If you’re feeling a bit “under the weather,” as the English like to say (because the English are obsessed with the weather), you’re feeling poorly, ill, not yourself. You’re not too badly off; just a tad miserable, physically speaking. We’re all under the weather, of course, all of the time (except astronauts and those flying above the clouds), so this phrase evokes an individual bit of weather, unique to you, a bit like a cartoon cloud.
It is thought the phrase originated in the early 1800s among sailors, who, if they were ill, were told to get below deck, or literally, “under the weather.”
The English are masters of euphemism and peculiar idiom, with regional variants being as mutually incomprehensible to foreigners as well as to the English themselves. This extends to food, naturally. While the French have always tended to use descriptive names for their dishes listing both the main ingredients and method of preparation, the English have tended to gives their dishes far more oblique names, as if they were members of a culinary family who could walk out of the kitchen and join you at the dinner table.
A notable exception to this is the case of “Pain Perdue,” or “lost bread,” which makes use of stale bread by soaking it in a custard and frying. In America it is better known as “French Toast,” because the Americans are a straightforward people who like to differentiate which of the many streams of immigrant culinary traditions their food came from. In England, however, it is known as “Eggy Bread,” which ditches the French influence altogether, not surprising for a nation that fought a war lasting 100 years with their continental neighbors. It was the Normans who likely introduced it to England back in the 11th century, where it was called by its French name, because everything was when William the Conqueror was in charge. It’s one of the perks of being a conqueror.

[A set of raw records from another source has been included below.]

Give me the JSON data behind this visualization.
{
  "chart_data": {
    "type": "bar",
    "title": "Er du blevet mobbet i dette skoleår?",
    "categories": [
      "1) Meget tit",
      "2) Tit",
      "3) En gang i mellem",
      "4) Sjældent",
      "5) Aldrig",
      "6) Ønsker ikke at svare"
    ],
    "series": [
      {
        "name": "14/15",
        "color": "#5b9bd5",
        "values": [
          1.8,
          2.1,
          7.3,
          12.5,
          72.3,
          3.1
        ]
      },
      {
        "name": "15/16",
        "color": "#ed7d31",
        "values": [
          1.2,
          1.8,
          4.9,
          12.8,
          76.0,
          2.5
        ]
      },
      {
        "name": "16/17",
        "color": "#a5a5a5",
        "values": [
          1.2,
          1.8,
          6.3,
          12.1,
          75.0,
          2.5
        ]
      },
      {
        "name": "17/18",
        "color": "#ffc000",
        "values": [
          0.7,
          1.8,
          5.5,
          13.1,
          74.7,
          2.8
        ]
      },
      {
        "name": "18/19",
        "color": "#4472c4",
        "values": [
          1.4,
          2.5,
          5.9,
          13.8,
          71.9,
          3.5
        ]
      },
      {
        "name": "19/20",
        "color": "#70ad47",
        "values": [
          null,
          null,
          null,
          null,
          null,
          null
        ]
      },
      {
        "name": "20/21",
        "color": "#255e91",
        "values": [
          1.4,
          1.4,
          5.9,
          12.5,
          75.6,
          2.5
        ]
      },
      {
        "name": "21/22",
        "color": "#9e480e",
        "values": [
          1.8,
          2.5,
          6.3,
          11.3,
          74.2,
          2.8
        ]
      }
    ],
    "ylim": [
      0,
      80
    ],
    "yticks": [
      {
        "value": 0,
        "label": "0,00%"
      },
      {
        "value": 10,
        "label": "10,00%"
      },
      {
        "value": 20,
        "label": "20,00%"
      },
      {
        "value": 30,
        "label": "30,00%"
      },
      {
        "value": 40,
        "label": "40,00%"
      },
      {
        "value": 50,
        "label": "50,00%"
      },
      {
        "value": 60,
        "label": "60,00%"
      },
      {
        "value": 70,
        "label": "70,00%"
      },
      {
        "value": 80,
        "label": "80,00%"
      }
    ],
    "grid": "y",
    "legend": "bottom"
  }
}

“Eggy Bread” sounds like a nursery food, partly because it is, and partly because the English also have an affinity for giving comfort foods comforting names.
This recipe for a bland, mushy substance designed for invalids has a pretty descriptive name. They might have called it “Toast Water” in Kentucky, but in England it would be called “pobsy,” a term applied to porridge-like gruels usually fed to small children.
It should not be confused with water with which one offers a toast.